3. Divide the zucchini slices between two Holy Sheets and arrange in a single layer. Roast until knife-tender and the undersides are beginning to brown, 10 to 12 minutes.
4. Meanwhile, in the now-empty bowl, combine the cottage cheese, basil, red pepper flakes, 1½ cups of the mozzarella cheese, remaining ½ teaspoon salt, and several grinds black pepper.
5. In a smaller Stir Crazy, stir together the Parmesan, breadcrumbs, remaining 1 tablespoon oil, and a pinch each salt and black pepper.
6. Combine the zucchini onto one sheet pan.
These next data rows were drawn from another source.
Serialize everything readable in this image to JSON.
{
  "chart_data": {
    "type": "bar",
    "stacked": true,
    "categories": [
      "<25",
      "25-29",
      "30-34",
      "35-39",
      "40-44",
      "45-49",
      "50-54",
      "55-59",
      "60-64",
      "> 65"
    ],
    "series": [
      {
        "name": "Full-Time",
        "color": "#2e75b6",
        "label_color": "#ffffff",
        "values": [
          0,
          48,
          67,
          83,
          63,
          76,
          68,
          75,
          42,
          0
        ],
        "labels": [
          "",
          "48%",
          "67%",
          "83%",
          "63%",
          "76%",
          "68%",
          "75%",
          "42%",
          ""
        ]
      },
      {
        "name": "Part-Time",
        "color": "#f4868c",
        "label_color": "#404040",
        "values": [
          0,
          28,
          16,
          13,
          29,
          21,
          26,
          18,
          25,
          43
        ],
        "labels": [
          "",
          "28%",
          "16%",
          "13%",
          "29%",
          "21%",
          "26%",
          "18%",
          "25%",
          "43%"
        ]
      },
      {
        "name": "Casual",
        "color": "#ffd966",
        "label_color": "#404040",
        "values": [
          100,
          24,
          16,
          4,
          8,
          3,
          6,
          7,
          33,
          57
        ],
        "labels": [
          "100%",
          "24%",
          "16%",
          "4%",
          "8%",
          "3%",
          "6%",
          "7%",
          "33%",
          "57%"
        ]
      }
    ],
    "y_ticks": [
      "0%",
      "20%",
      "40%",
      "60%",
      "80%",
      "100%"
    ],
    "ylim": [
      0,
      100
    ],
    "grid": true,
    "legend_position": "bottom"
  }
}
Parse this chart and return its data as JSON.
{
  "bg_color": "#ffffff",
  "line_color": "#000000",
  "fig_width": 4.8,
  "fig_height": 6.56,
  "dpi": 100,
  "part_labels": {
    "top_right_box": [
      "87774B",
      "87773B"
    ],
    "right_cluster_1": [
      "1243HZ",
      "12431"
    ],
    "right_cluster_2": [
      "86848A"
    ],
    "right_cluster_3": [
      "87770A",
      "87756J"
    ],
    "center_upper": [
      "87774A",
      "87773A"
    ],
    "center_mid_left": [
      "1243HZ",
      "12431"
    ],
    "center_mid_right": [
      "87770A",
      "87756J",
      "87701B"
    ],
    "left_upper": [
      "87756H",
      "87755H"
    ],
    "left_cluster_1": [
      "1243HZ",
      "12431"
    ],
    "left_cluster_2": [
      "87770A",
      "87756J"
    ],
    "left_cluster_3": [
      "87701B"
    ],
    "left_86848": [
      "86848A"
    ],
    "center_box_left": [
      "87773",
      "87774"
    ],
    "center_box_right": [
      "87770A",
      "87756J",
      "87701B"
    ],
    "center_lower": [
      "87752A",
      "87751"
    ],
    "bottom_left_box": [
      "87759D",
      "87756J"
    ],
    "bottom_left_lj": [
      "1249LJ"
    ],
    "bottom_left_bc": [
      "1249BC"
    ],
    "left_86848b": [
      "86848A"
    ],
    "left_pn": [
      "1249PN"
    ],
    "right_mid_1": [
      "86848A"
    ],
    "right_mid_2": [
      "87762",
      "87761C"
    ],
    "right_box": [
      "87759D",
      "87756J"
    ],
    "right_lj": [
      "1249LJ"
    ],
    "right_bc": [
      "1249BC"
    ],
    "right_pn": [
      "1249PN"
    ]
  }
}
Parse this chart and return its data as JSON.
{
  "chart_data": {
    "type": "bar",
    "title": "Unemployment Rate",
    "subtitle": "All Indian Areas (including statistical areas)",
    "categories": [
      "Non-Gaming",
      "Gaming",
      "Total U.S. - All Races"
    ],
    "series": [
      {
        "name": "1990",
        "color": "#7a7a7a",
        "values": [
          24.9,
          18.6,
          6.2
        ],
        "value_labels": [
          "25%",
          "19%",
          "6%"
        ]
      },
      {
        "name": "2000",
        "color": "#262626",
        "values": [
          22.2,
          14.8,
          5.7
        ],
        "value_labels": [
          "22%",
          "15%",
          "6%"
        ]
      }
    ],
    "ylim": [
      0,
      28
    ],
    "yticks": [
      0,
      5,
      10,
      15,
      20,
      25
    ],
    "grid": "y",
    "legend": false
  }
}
On the now-empty sheet pan, spread 2 cups of the marinara sauce all the way to the edges. Arrange all of the zucchini slices over top (they should mostly fit in one layer, but it’s okay if they overlap slightly). Dollop on the cottage cheese mixture, followed by the remaining sauce.
7. Sprinkle the remaining ½ cup mozzarella evenly over the sheet pan, followed by the breadcrumb mixture. (Be generous around the edges of the sheet pan). Bake on the center oven rack until the sauce is bubbling and the cheese is browned in spots, 20 to 25 minutes. Let sit at least 5 minutes before topping with more basil and serving.
8. Pair with a leafy green salad, crusty bread, or a side of pasta!